At the cellular level, the most direct evidence of TRPC channel contribution to cell death comes from cytotoxic effect of (−)-englerin A, a guaiane sesquiterpenoid found in the bark of Phyllanthus engleri, on renal carcinoma cells (Akbulut et al., 2015; Carson et al., 2015) and triple-negative breast cancer (TNBC) cell lines (Grant et al., 2019) that express high levels of TRPC4 and/or TRPC1. It was found that englerin A exerts its cytotoxic effect through activation of TRPC4 and TRPC1/C4 channels endogenously expressed in the cancer cells. Intuitively, the cell killing action of englerin A was attributed to TRPC4-mediated Ca2+ influx and then intracellular Ca2+ overload, as Ca2+ overload by TRPC channels has indeed been reported to regulate apoptosis or other forms of programmed cell death in some cell types (Kondratskyi et al., 2015; Maher et al., 2018; Elzamzamy et al., 2020). However, a later study suggested that the cytotoxicity effect might largely result from the excessive Na+ influx (Ludlow et al., 2017). It would appear that both the Na+ and Ca2+ influxes mediated by TRPC channels are potentially harmful to the cell, if not properly controlled.

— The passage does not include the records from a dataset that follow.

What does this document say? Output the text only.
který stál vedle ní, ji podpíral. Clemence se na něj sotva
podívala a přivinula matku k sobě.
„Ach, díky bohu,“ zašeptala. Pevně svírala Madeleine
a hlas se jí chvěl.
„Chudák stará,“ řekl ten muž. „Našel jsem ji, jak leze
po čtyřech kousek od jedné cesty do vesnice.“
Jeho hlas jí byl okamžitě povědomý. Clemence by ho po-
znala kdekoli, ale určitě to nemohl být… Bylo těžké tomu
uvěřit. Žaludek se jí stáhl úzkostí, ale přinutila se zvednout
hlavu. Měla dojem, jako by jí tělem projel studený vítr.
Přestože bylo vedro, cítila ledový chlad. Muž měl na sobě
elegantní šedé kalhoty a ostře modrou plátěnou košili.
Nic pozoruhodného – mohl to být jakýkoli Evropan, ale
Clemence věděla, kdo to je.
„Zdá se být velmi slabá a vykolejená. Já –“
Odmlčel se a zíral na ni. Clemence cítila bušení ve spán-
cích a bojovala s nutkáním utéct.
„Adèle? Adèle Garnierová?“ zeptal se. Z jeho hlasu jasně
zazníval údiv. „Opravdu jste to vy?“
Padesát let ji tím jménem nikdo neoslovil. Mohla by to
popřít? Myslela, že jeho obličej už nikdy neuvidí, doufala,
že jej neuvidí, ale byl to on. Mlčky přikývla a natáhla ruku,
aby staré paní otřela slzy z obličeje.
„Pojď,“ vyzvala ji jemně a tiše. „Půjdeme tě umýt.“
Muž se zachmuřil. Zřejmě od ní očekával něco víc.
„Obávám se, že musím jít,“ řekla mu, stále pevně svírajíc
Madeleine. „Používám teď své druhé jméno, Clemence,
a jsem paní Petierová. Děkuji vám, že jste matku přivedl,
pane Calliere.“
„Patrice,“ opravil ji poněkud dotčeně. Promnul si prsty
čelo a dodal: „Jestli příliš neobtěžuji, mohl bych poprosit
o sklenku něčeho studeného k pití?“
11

The Role of TRPCs in Neurodegenerative Diseases Aside From Stroke
Pathologically, excess glutamate accumulation is relevant to brain injury in many forms of neurodegenerative diseases. Therefore, before discussing the possible contributions of TRPC channels to brain injury associated with ischemic stroke, it is worthwhile to consider the involvement of TRPC channels in neuronal cell death in other neurodegenerative diseases, as they likely share some common mechanisms of excitotoxicity with ischemic stroke in damaging brain neurons. TRPC channels have been reported to play roles in a number of neurological disorders. Depending on the type of disease and the specific TRPC subtype, the activation of TRPC channels is not always detrimental to the neuron. Some TRPCs may actually be neuroprotective in certain neurodegenerative diseases.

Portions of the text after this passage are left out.